Despite advances in pharmacology, vomiting and nausea associated with chemotherapy remain a distressing part of cancer treatment. Trials show that patients experience less of those effects with marijuana derivatives and smoked marijuana.
Still, the cancer institute and the American Cancer Society say more proof is needed before they recommend marijuana.
A prospective trial at Meir Medical Center in Israel showed complete remission in five of 11 patients suffering Crohn’s disease who were given cannabis twice daily.
Authors of the study said it had been reported for years that marijuana lessened painful symptoms of the inflammatory bowel disease, but the finding had not been proven in a controlled trial.
The study compared 21 patients who did not respond to conventional treatment. Half were given marijuana cigarettes. The other half were given a placebo — marijuana cigarettes with the THC removed.
The results, published in Clinical Gastroenterology and Hepatology, showed improvement in the cannabis group. Those subjects also reported improved sleep and appetite.
In findings published in the Journal of Alzheimer’s Disease, researchers at the University of South Florida say delta-9 THC may prevent the abnormal production of amyloid beta, the culprit found in most aging brains that may cause the disease.

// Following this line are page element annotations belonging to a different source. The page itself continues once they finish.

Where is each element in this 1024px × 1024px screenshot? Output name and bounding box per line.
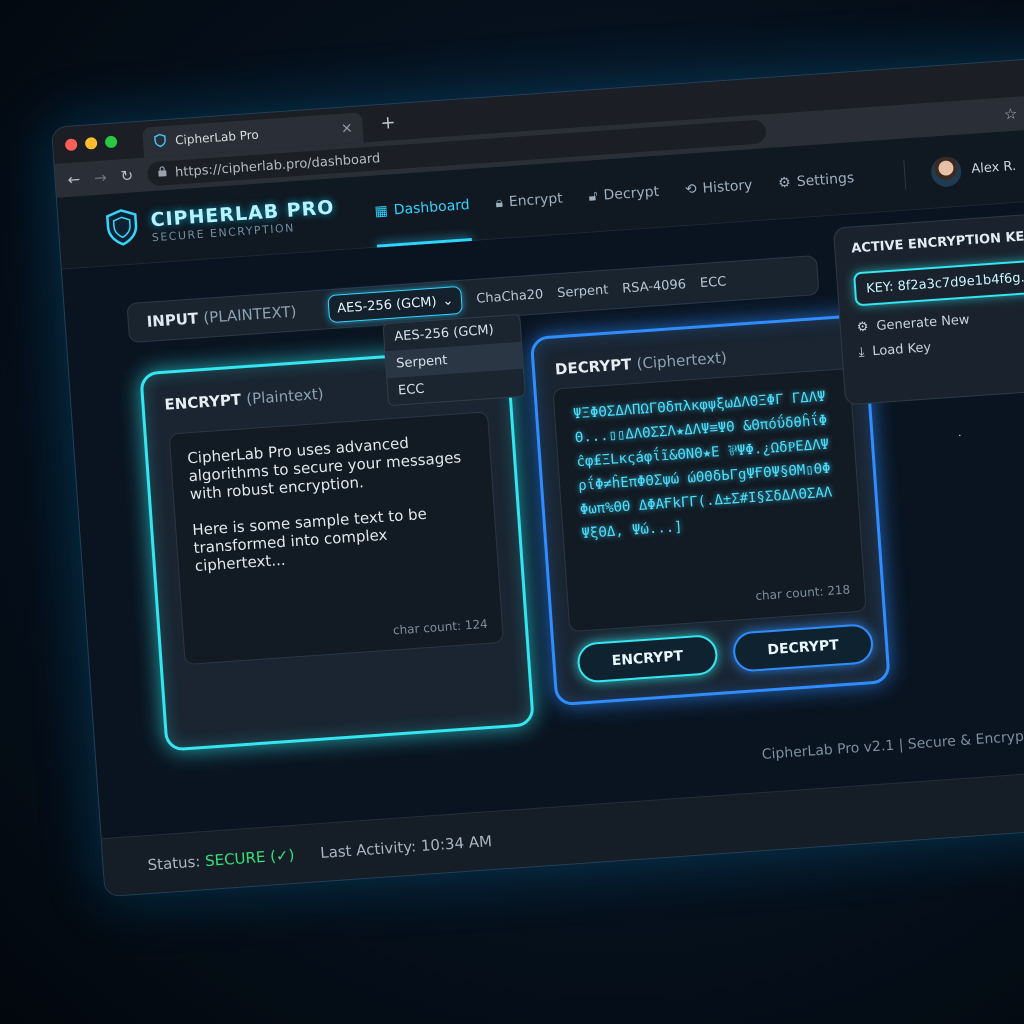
encrypt-title-sub: (Plaintext) xyxy=(245,384,325,409)
decrypt-panel: DECRYPT (Ciphertext) ΨΞΦΘΣΔΛΠΩΓΘδπλκφψξω… xyxy=(529,313,891,707)
url-text: https://cipherlab.pro/dashboard xyxy=(174,150,381,181)
status-badge: SECURE (✓) xyxy=(204,845,295,870)
load-key-button[interactable]: ⤓ Load Key xyxy=(858,330,1024,361)
selected-algorithm: AES-256 (GCM) xyxy=(336,294,438,317)
back-arrow-icon[interactable]: ← xyxy=(67,170,81,189)
key-field[interactable]: KEY: 8f2a3c7d9e1b4f6g... xyxy=(853,256,1024,307)
algo-option-serpent[interactable]: Serpent xyxy=(557,282,609,301)
minimize-window-button[interactable] xyxy=(84,136,98,150)
input-label-text: INPUT xyxy=(146,309,199,331)
maximize-window-button[interactable] xyxy=(104,135,118,149)
nav-settings-label: Settings xyxy=(796,169,855,190)
tab-close-icon[interactable]: × xyxy=(340,120,353,137)
last-activity: Last Activity: 10:34 AM xyxy=(319,831,493,862)
algorithm-select[interactable]: AES-256 (GCM) ⌄ xyxy=(327,285,464,324)
decrypt-button[interactable]: DECRYPT xyxy=(731,623,875,673)
nav-decrypt[interactable]: 🔓︎ Decrypt xyxy=(586,155,661,232)
stage: CipherLab Pro × + ← → ↻ https://cipherla… xyxy=(0,0,1024,1024)
ciphertext-output[interactable]: ΨΞΦΘΣΔΛΠΩΓΘδπλκφψξωΔΛΘΞΦΓ ΓΔΛΨΘ...▯▯ΔΛΘΣ… xyxy=(552,367,867,633)
avatar xyxy=(930,155,963,188)
browser-window: CipherLab Pro × + ← → ↻ https://cipherla… xyxy=(52,55,1024,897)
lock-icon xyxy=(157,165,168,182)
nav-dashboard[interactable]: ▦ Dashboard xyxy=(372,169,472,247)
algorithm-dropdown: AES-256 (GCM) Serpent ECC xyxy=(382,313,526,407)
chevron-down-icon: ⌄ xyxy=(441,292,454,309)
address-bar-actions: ☆ xyxy=(1003,102,1024,124)
download-icon: ⤓ xyxy=(858,344,865,361)
gear-icon: ⚙ xyxy=(856,319,870,336)
encrypt-panel-title: ENCRYPT (Plaintext) xyxy=(164,385,324,414)
plaintext-char-count: char count: 124 xyxy=(392,616,489,638)
unlock-icon: 🔓︎ xyxy=(588,187,599,205)
ciphertext-char-count: char count: 218 xyxy=(754,582,851,604)
forward-arrow-icon[interactable]: → xyxy=(94,168,108,187)
nav-history-label: History xyxy=(702,176,753,197)
status-text: Status: SECURE (✓) xyxy=(147,845,295,873)
generate-key-button[interactable]: ⚙ Generate New xyxy=(856,305,1024,336)
shield-icon xyxy=(153,133,168,151)
status-label: Status: xyxy=(146,851,201,874)
gear-icon: ⚙ xyxy=(777,174,792,191)
plaintext-input[interactable]: CipherLab Pro uses advanced algorithms t… xyxy=(168,411,505,666)
nav-decrypt-label: Decrypt xyxy=(603,183,660,204)
active-key-panel: ACTIVE ENCRYPTION KEY KEY: 8f2a3c7d9e1b4… xyxy=(832,209,1024,406)
encrypt-title-text: ENCRYPT xyxy=(163,390,242,414)
input-label: INPUT (PLAINTEXT) xyxy=(146,302,297,330)
bookmark-star-icon[interactable]: ☆ xyxy=(1003,105,1018,124)
decrypt-title-text: DECRYPT xyxy=(554,355,633,379)
decrypt-title-sub: (Ciphertext) xyxy=(636,348,728,373)
user-name: Alex R. xyxy=(970,158,1017,177)
history-clock-icon: ⟲ xyxy=(684,180,698,198)
reload-icon[interactable]: ↻ xyxy=(120,166,134,185)
input-label-sub: (PLAINTEXT) xyxy=(202,302,297,327)
load-key-label: Load Key xyxy=(871,340,932,360)
ciphertext-text: ΨΞΦΘΣΔΛΠΩΓΘδπλκφψξωΔΛΘΞΦΓ ΓΔΛΨΘ...▯▯ΔΛΘΣ… xyxy=(572,388,833,543)
user-menu[interactable]: Alex R. ⌄ xyxy=(903,149,1024,190)
close-window-button[interactable] xyxy=(64,138,78,152)
new-tab-button[interactable]: + xyxy=(380,112,397,134)
algo-option-ecc[interactable]: ECC xyxy=(699,274,726,291)
shield-logo-icon xyxy=(104,207,141,251)
dashboard-grid-icon: ▦ xyxy=(374,202,389,220)
nav-encrypt-label: Encrypt xyxy=(508,190,564,210)
brand: CIPHERLAB PRO SECURE ENCRYPTION xyxy=(104,190,376,251)
nav-history[interactable]: ⟲ History xyxy=(682,149,754,226)
plaintext-text: CipherLab Pro uses advanced algorithms t… xyxy=(186,433,462,576)
decrypt-panel-title: DECRYPT (Ciphertext) xyxy=(554,349,727,379)
generate-key-label: Generate New xyxy=(875,312,971,334)
nav-dashboard-label: Dashboard xyxy=(393,196,471,218)
lock-icon: 🔒︎ xyxy=(494,194,504,211)
key-panel-title: ACTIVE ENCRYPTION KEY xyxy=(850,228,1024,257)
tab-title: CipherLab Pro xyxy=(174,127,260,148)
encrypt-button[interactable]: ENCRYPT xyxy=(576,633,719,684)
nav-settings[interactable]: ⚙ Settings xyxy=(776,142,857,219)
algo-option-rsa[interactable]: RSA-4096 xyxy=(622,277,687,296)
encrypt-panel: ENCRYPT (Plaintext) CipherLab Pro uses a… xyxy=(139,346,535,752)
nav-encrypt[interactable]: 🔒︎ Encrypt xyxy=(493,162,565,239)
algo-option-chacha20[interactable]: ChaCha20 xyxy=(476,287,544,307)
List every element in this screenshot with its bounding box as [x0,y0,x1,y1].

“Also, the low concentrations of THC enhance mitrochondrial function, which is needed to supply energy to a healthy brain,” said Chuanhai Cao, a neuroscientist at the Byrd Alzheimer’s Institute and USF’s college of pharmacy.
“This shows great potential.”
To all of this, William Brook O’Shaughnessy might say, “Well, yeah.”
O’Shaughnessy, born in 1809, was an Irish physician famous for his early work in India using cannabis to treat rheumatism, infant convulsions and chronic pain. He is widely considered the man who introduced marijuana into modern medicine.
Who knows, without him, two cannabinoids — dronabinol and nabilone — approved by the FDA may not be in use today.
Advocates are pushing for more and they are not buying the argument that marijuana can be dangerous and abused. Look at the prescription opiates, such as OxyContin, that are not only addictive but blamed for many deaths, they say.
Ethan Nadelmann, executive director of the Drug Policy Alliance, said the argument against marijuana as medicine is a combination of politics and business — “It’s not a medicine if it’s not made by pharmaceutical companies or approved by the FDA.”
As for his organization’s work, he said: “We’re not doing this because we’re pro-marijuana. We are pro-responsible drug policy.”
At this point, even Eric Voth thinks change is coming.
“There is tremendous pressure out there for medical marijuana,” Voth said. “So no, I won’t be surprised when it happens.”